Il s’agissait probablement de l’attaque la plus meurtrière perpétrée en une journée par le mouvement islamiste.
Crime contre l’humanité
Réagissant à l’horreur, le secrétaire d’Etat américain John Kerry, avait déclaré:
"Le massacre qu’ils ont récemment perpétré est un crime contre l’humanité, rien de moins.
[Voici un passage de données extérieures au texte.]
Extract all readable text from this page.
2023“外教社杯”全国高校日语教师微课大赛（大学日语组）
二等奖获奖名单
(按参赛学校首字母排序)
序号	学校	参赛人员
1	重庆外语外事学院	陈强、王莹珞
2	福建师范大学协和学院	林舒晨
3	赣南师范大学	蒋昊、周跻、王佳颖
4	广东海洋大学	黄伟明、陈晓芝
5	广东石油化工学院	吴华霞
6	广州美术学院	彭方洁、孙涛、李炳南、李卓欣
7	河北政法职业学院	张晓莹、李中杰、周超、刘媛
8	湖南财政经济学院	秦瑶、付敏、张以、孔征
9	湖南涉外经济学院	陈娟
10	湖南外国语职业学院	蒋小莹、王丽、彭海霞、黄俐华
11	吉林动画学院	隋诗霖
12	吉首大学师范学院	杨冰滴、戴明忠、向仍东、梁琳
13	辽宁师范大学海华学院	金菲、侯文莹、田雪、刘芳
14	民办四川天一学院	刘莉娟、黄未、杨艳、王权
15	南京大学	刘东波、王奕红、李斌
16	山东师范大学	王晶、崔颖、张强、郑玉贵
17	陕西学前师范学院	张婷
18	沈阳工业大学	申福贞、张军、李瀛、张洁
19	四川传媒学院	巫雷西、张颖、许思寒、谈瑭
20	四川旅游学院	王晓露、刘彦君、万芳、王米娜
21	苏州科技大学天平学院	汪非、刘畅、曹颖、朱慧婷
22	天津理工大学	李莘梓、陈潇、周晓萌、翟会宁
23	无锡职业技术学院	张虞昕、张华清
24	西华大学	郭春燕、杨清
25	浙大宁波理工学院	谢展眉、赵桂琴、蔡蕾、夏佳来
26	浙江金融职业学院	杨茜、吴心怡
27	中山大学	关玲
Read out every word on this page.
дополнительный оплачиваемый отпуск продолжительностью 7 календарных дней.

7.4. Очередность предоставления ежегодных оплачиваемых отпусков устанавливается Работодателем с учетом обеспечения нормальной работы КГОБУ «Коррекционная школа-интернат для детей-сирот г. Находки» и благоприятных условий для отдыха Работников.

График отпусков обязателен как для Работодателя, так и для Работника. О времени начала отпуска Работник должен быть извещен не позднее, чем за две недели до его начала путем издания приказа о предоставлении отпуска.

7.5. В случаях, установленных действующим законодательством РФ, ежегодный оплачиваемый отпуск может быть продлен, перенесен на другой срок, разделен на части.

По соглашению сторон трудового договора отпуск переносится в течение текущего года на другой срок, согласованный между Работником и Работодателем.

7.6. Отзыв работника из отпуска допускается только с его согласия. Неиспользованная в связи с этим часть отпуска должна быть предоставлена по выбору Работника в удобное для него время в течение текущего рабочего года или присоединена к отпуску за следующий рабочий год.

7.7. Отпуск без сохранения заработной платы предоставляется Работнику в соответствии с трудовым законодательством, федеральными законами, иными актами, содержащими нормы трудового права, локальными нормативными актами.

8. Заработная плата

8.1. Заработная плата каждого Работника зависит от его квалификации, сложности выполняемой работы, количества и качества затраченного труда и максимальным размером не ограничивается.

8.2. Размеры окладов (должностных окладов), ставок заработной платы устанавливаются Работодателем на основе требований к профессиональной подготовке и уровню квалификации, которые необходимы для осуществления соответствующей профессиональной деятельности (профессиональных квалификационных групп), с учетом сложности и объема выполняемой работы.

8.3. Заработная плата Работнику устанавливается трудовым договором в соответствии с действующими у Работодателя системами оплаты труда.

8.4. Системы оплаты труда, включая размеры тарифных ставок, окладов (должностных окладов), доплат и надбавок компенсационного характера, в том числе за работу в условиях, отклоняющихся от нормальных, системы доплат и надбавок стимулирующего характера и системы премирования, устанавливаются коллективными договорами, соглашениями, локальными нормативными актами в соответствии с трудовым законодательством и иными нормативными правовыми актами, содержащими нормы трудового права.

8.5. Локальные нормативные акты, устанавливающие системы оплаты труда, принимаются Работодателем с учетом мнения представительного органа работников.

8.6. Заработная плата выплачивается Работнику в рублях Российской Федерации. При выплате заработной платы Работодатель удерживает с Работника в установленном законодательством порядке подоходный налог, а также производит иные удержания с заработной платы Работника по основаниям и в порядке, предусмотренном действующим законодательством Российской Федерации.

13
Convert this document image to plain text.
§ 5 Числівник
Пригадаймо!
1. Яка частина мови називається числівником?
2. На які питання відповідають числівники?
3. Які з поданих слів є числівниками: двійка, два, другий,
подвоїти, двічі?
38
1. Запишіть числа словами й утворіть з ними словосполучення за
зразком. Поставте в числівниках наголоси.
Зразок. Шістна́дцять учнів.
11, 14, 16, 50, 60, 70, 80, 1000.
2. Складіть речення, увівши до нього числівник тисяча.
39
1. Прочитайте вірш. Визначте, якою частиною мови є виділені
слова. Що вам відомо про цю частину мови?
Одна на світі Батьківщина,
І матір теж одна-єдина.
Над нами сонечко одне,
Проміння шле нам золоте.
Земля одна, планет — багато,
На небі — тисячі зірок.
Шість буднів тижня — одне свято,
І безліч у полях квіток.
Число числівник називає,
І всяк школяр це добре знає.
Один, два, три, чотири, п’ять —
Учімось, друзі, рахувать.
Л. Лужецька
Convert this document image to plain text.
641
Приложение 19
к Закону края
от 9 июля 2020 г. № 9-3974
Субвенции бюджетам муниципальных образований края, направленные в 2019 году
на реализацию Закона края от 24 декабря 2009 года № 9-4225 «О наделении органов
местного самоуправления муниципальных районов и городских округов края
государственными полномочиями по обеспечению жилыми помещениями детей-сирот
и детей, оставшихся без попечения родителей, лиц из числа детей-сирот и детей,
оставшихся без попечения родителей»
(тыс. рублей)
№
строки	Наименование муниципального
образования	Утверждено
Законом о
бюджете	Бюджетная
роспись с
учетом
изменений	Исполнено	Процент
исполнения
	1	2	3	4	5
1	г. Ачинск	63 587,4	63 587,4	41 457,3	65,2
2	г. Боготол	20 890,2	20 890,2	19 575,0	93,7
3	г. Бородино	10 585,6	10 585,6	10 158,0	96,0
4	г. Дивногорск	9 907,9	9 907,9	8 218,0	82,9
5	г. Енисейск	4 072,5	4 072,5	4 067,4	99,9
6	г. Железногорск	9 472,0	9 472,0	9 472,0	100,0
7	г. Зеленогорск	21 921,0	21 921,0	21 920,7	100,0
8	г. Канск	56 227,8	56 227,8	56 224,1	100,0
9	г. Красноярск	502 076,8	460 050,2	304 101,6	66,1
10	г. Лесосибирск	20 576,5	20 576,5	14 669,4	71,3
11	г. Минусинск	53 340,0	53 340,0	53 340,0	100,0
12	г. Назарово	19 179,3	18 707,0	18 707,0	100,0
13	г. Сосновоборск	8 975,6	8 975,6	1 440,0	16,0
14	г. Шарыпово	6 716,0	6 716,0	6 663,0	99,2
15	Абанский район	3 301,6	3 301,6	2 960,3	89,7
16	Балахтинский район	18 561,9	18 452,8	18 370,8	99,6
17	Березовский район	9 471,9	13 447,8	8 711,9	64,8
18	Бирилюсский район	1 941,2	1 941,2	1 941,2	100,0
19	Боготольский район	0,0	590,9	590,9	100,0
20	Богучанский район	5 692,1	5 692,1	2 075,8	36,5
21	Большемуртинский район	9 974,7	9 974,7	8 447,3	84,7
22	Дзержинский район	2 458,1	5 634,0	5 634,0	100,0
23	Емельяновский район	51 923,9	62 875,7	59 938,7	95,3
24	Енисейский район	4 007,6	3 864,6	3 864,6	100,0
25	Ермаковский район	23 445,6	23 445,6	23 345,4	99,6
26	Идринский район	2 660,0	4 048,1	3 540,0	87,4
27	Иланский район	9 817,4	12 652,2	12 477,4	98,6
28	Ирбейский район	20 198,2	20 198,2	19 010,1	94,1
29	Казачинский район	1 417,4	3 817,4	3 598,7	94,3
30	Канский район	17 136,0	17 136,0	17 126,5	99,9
C’est une horrible boucherie et Boko Haram continue de poser une menace sérieuse, non seulement pour le Nigeria et la région, mais pour l’ensemble de nos valeurs et notre sens de la responsabilité en ce qui concerne le terrorisme."
Pourtant, au Nigeria, comme dans les grandes capitales de la région, la vie semble suivre son cours sans que quiconque mesure la gravité de la situation.
Au Nigeria-même, tant qu’Abuja, la capitale, n’est pas directement prise dans la tourmente des attentats meurtriers, ce qui se passe dans ce Nord lointain semble relever d’un scénario de film du Far West américain.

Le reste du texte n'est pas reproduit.